Tim Steiner, 39, went to Haberdashers' Aske School in Elstree before reading economics, finance and accountancy at Manchester University. He then worked in fixed income for Goldman Sachs for eight years, meeting Jason Gissing, who did a degree at Worcester College, Oxford, where he was famously in the same Bullingdon Club photograph as Chancellor George Osborne (below).

Jason Gissing of Ocado is shown as number 8, Osbourne is number 1.

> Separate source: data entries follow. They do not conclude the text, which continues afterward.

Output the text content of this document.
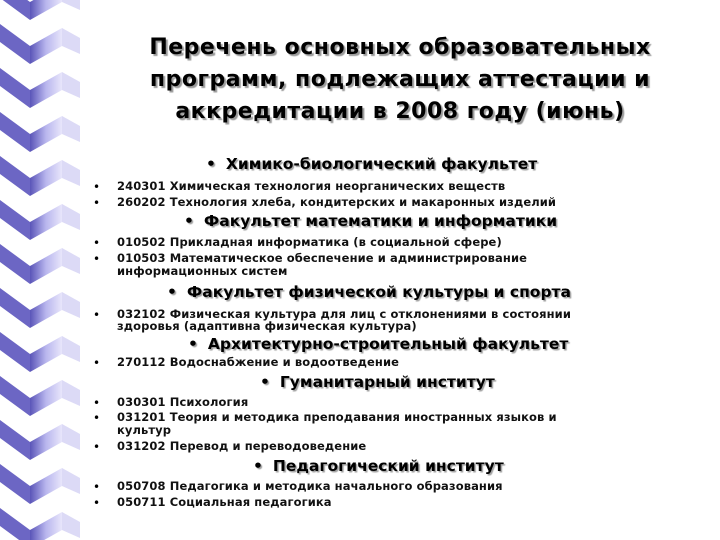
Перечень основных образовательных
программ, подлежащих аттестации и
аккредитации в 2008 году (июнь)
• Химико-биологический факультет
• 240301 Химическая технология неорганических веществ
• 260202 Технология хлеба, кондитерских и макаронных изделий
• Факультет математики и информатики
• 010502 Прикладная информатика (в социальной сфере)
• 010503 Математическое обеспечение и администрирование
информационных систем
• Факультет физической культуры и спорта
• 032102 Физическая культура для лиц с отклонениями в состоянии
здоровья (адаптивна физическая культура)
• Архитектурно-строительный факультет
• 270112 Водоснабжение и водоотведение
• Гуманитарный институт
• 030301 Психология
• 031201 Теория и методика преподавания иностранных языков и
культур
• 031202 Перевод и переводоведение
• Педагогический институт
• 050708 Педагогика и методика начального образования
• 050711 Социальная педагогика
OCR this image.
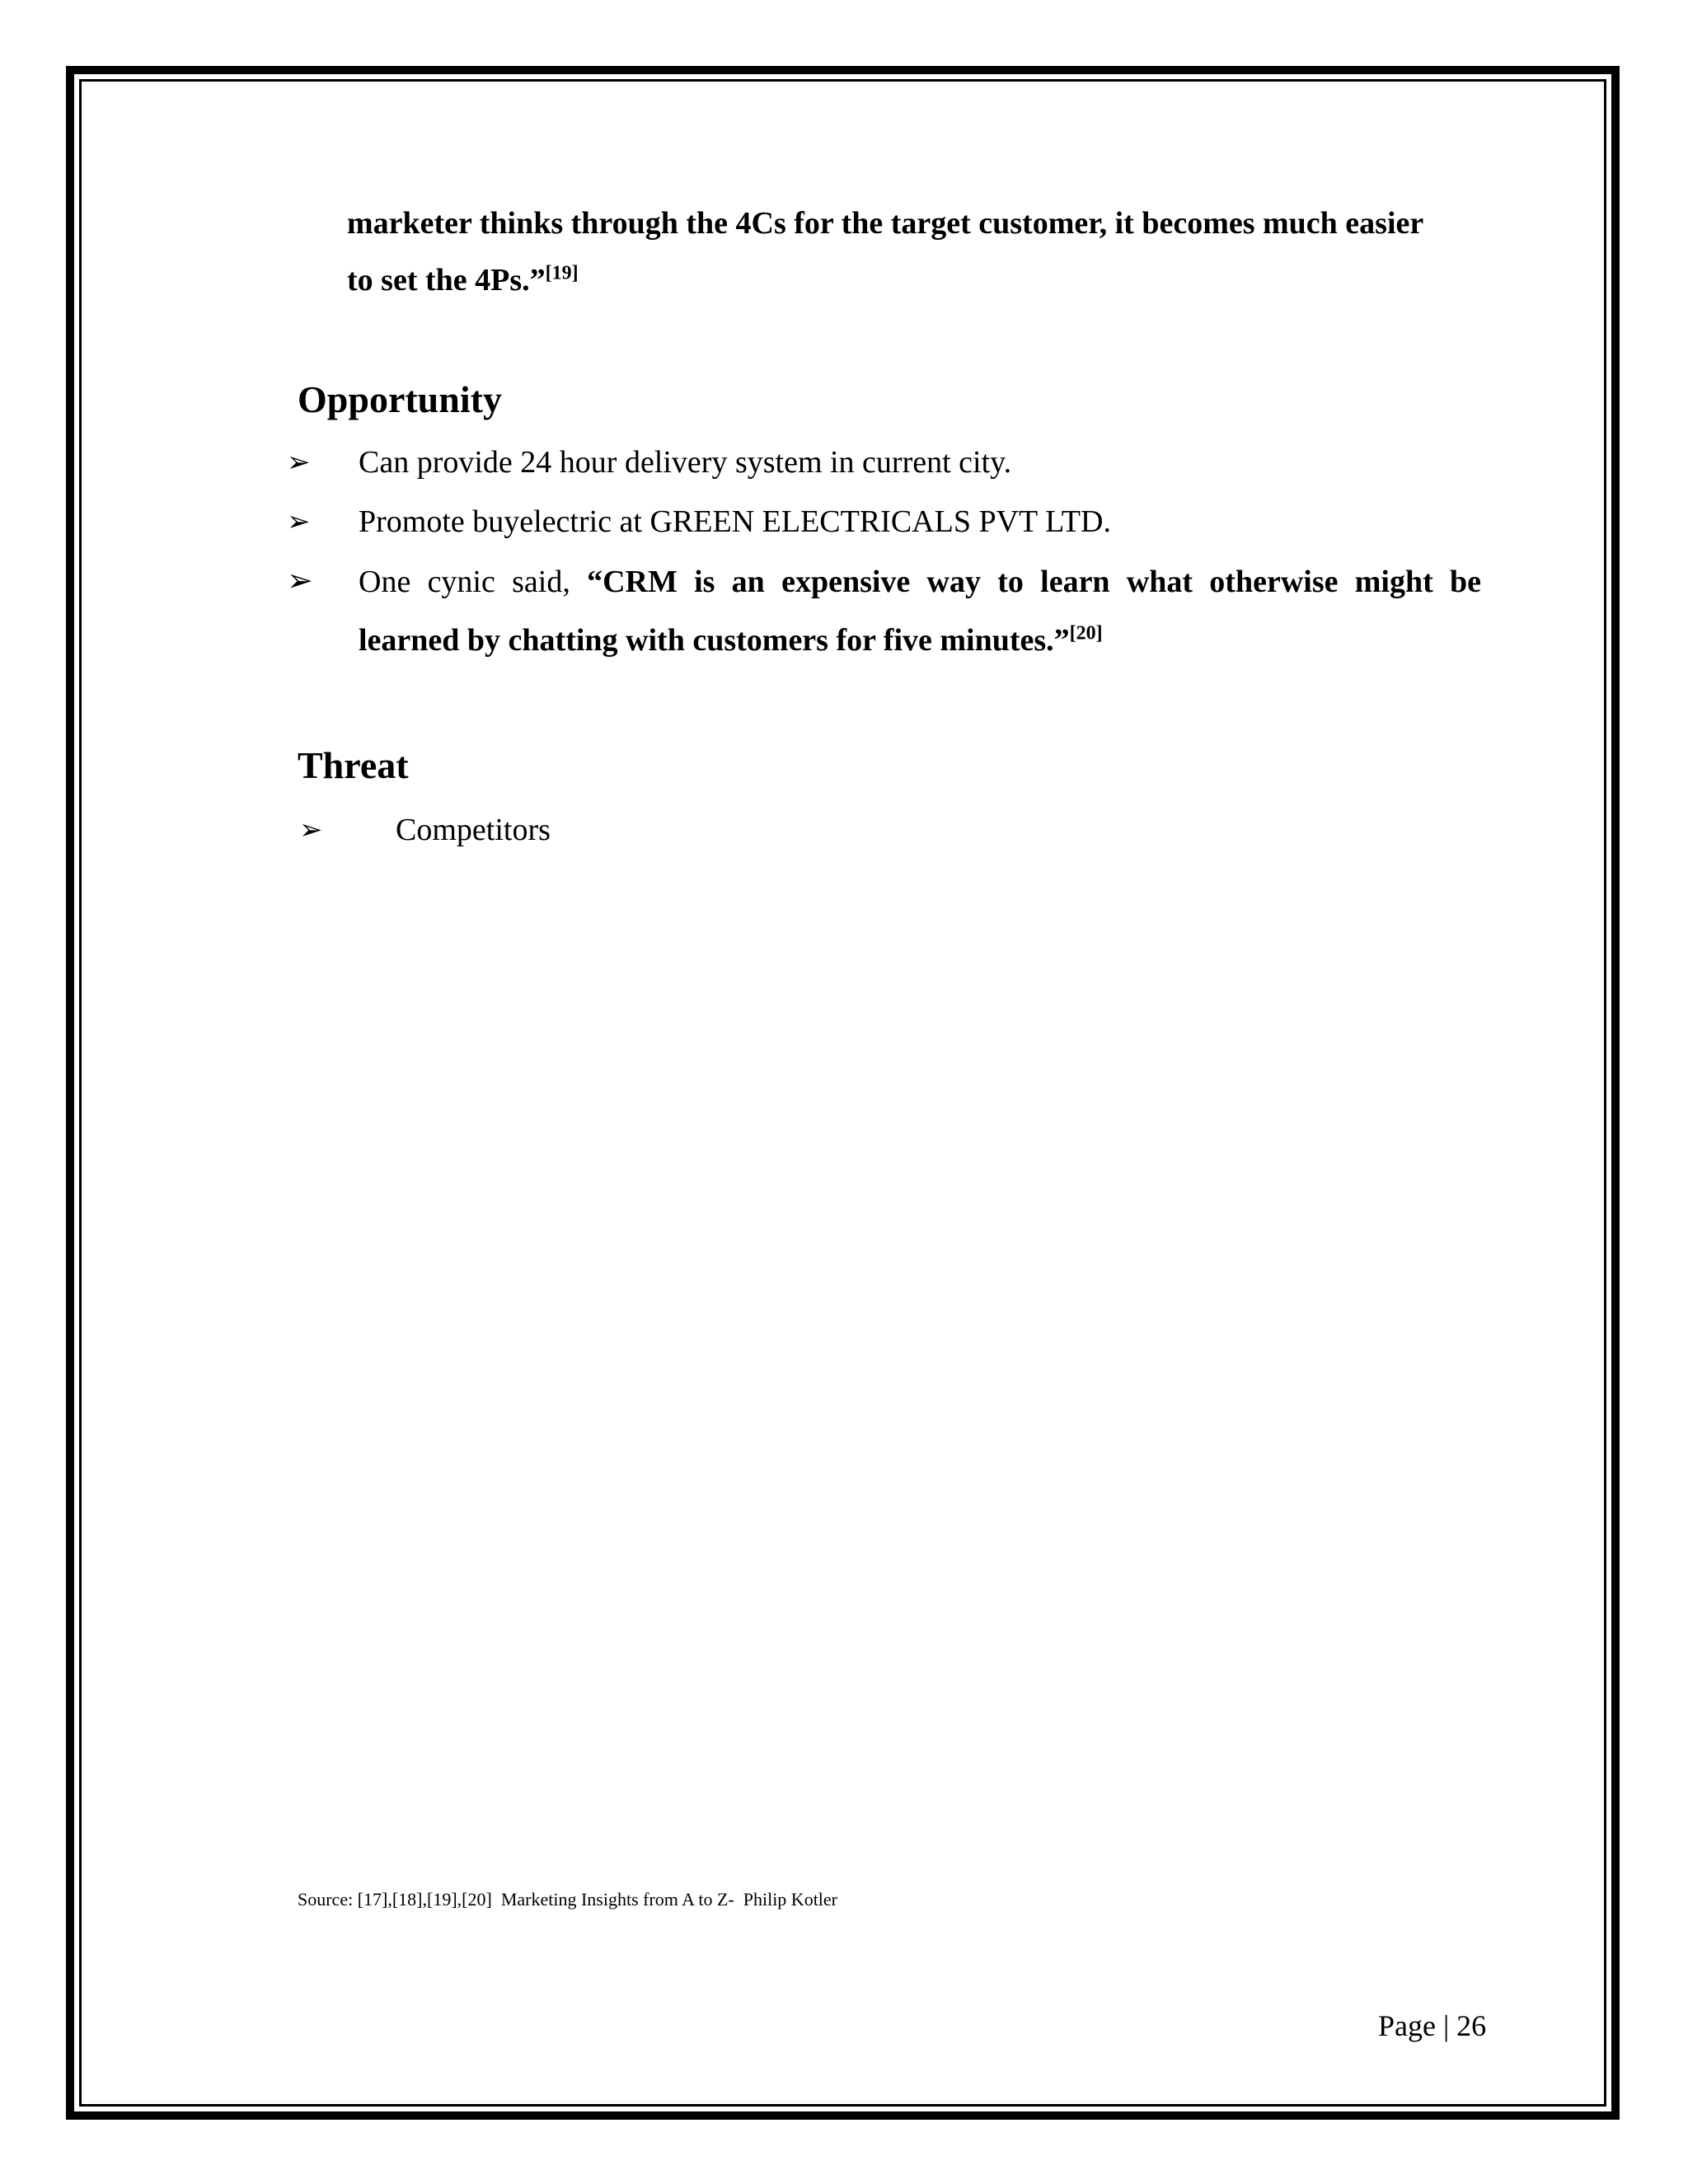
marketer thinks through the 4Cs for the target customer, it becomes much easier
to set the 4Ps.”[19]
Opportunity
➢ Can provide 24 hour delivery system in current city.
➢ Promote buyelectric at GREEN ELECTRICALS PVT LTD.
➢ One cynic said, “CRM is an expensive way to learn what otherwise might be
learned by chatting with customers for five minutes.”[20]
Threat
➢ Competitors
Source: [17],[18],[19],[20]  Marketing Insights from A to Z-  Philip Kotler
Page | 26
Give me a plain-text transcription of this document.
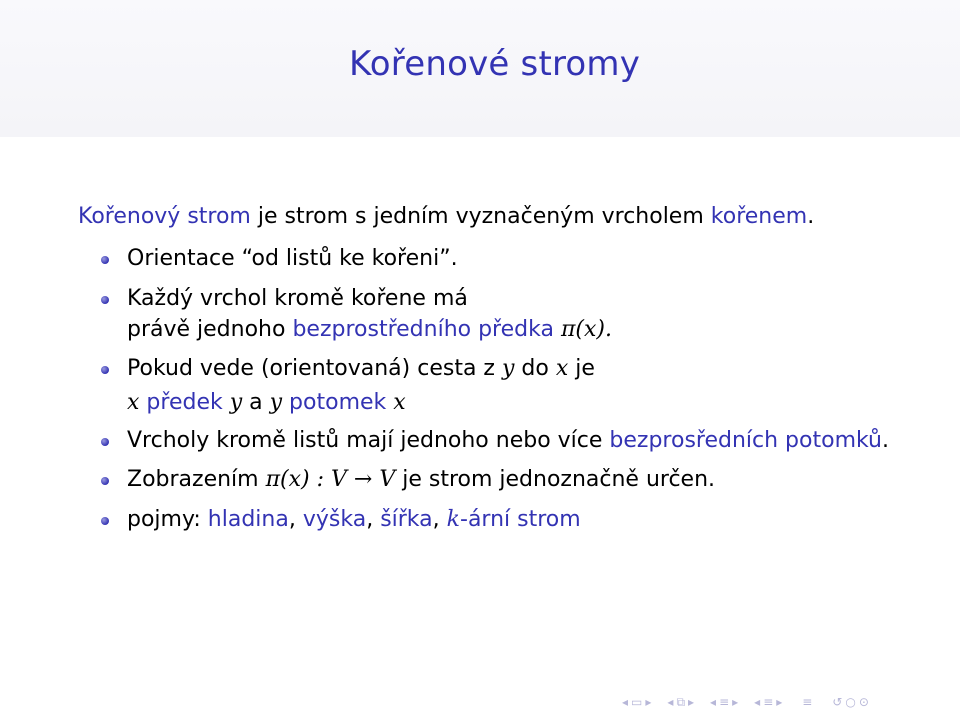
Kořenové stromy
Kořenový strom je strom s jedním vyznačeným vrcholem kořenem.
Orientace “od listů ke kořeni”.
Každý vrchol kromě kořene má
právě jednoho bezprostředního předka π(x).
Pokud vede (orientovaná) cesta z y do x je
x předek y a y potomek x
Vrcholy kromě listů mají jednoho nebo více bezprosředních potomků.
Zobrazením π(x) : V → V je strom jednoznačně určen.
pojmy: hladina, výška, šířka, k-ární strom
◂ ▭ ▸ ◂ ⧉ ▸ ◂ ≡ ▸ ◂ ≡ ▸ ≡ ↺ ○ ⊙
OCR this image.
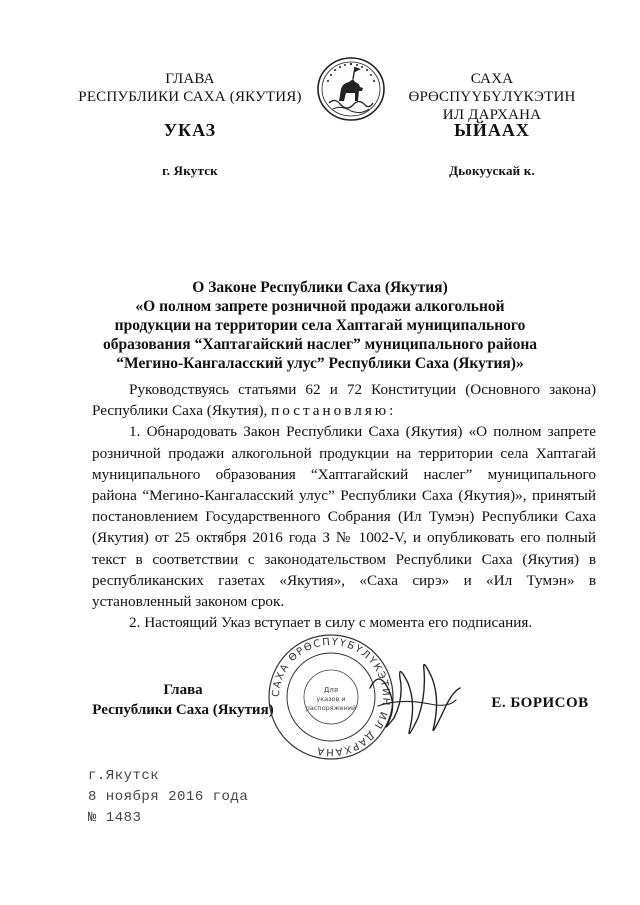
ГЛАВА
РЕСПУБЛИКИ САХА (ЯКУТИЯ)
УКАЗ
г. Якутск
САХА ӨРӨСПҮҮБҮЛҮКЭТИН
ИЛ ДАРХАНА
ЫЙААХ
Дьокуускай к.
О Законе Республики Саха (Якутия)
«О полном запрете розничной продажи алкогольной
продукции на территории села Хаптагай муниципального
образования “Хаптагайский наслег” муниципального района
“Мегино-Кангаласский улус” Республики Саха (Якутия)»

Руководствуясь статьями 62 и 72 Конституции (Основного закона) Республики Саха (Якутия), постановляю:

1. Обнародовать Закон Республики Саха (Якутия) «О полном запрете розничной продажи алкогольной продукции на территории села Хаптагай муниципального образования “Хаптагайский наслег” муниципального района “Мегино-Кангаласский улус” Республики Саха (Якутия)», принятый постановлением Государственного Собрания (Ил Тумэн) Республики Саха (Якутия) от 25 октября 2016 года З № 1002-V, и опубликовать его полный текст в соответствии с законодательством Республики Саха (Якутия) в республиканских газетах «Якутия», «Саха сирэ» и «Ил Тумэн» в установленный законом срок.

2. Настоящий Указ вступает в силу с момента его подписания.

Глава
Республики Саха (Якутия)
САХА ӨРӨСПҮҮБҮЛҮКЭТИН ИЛ ДАРХАНА
Для
указов и
распоряжений	Е. БОРИСОВ
г.Якутск
8 ноября 2016 года
№ 1483
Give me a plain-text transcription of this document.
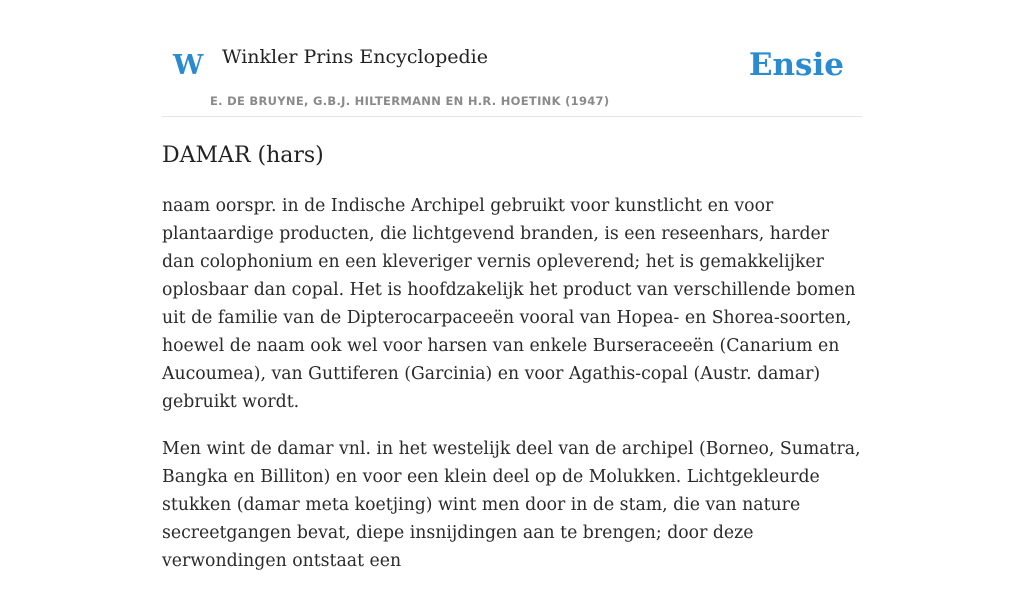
W Winkler Prins Encyclopedie
E. DE BRUYNE, G.B.J. HILTERMANN EN H.R. HOETINK (1947)
Ensie
DAMAR (hars)

naam oorspr. in de Indische Archipel gebruikt voor kunstlicht en voor plantaardige producten, die lichtgevend branden, is een reseenhars, harder dan colophonium en een kleveriger vernis opleverend; het is gemakkelijker oplosbaar dan copal. Het is hoofdzakelijk het product van verschillende bomen uit de familie van de Dipterocarpaceeën vooral van Hopea- en Shorea-soorten, hoewel de naam ook wel voor harsen van enkele Burseraceeën (Canarium en Aucoumea), van Guttiferen (Garcinia) en voor Agathis-copal (Austr. damar) gebruikt wordt.

Men wint de damar vnl. in het westelijk deel van de archipel (Borneo, Sumatra, Bangka en Billiton) en voor een klein deel op de Molukken. Lichtgekleurde stukken (damar meta koetjing) wint men door in de stam, die van nature secreetgangen bevat, diepe insnijdingen aan te brengen; door deze verwondingen ontstaat een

On 18th October, Tim Steiner signed an open letter calling on the Chancellor, his business partner's old drinking buddy, to continue the coalition government's plans to reduce the public finance deficit in one term, plans which included swingeing cuts on the poorest members of society and which risk pushing this country into a double-dip recession, the likes of which has not been seen since the last time the tories took power and tanked the economy in the early 80's.

For this reason Tim is considered a fully signed up member of the Big Business Society and we urge people to boycott Ocado.

You can get everything you need from the Co-op and they don't charge for deliveries.


  1. I tried to cancel my monthly deliver charge that I'd signed up for but they refused citing t's & c's.

    The main cheer I get from your post is the fact I can use it once or twice a month for the minimum order which will add to their losses. When the monthly deliver charge is up, Ocado will never darken my door again. Thank you for the Co-op shout sounds perfect.

  2. Bullingdon Club too? This is a very good example of the big business society partnership in action.

  3. I've always found Ocado's attempt to ride the eco bandwagon cynical and exploitative. Since I've never been a customer and decided a long time ago that I never would be, my boycott is particularly painless on this occasion. :)

  4. Yes, Anonymous. It's amazing what you find with abit of looking. All these people either know each other or move within similar circles. They are the ones appointing each other to each others' boards and quangos.

  5. This post was edited on 30/10/10 to add the photo. This was to show that the comment linking Ocado with The Bullingdon Club was accurate, as if it had been inaccurate it would have been a terrible slur.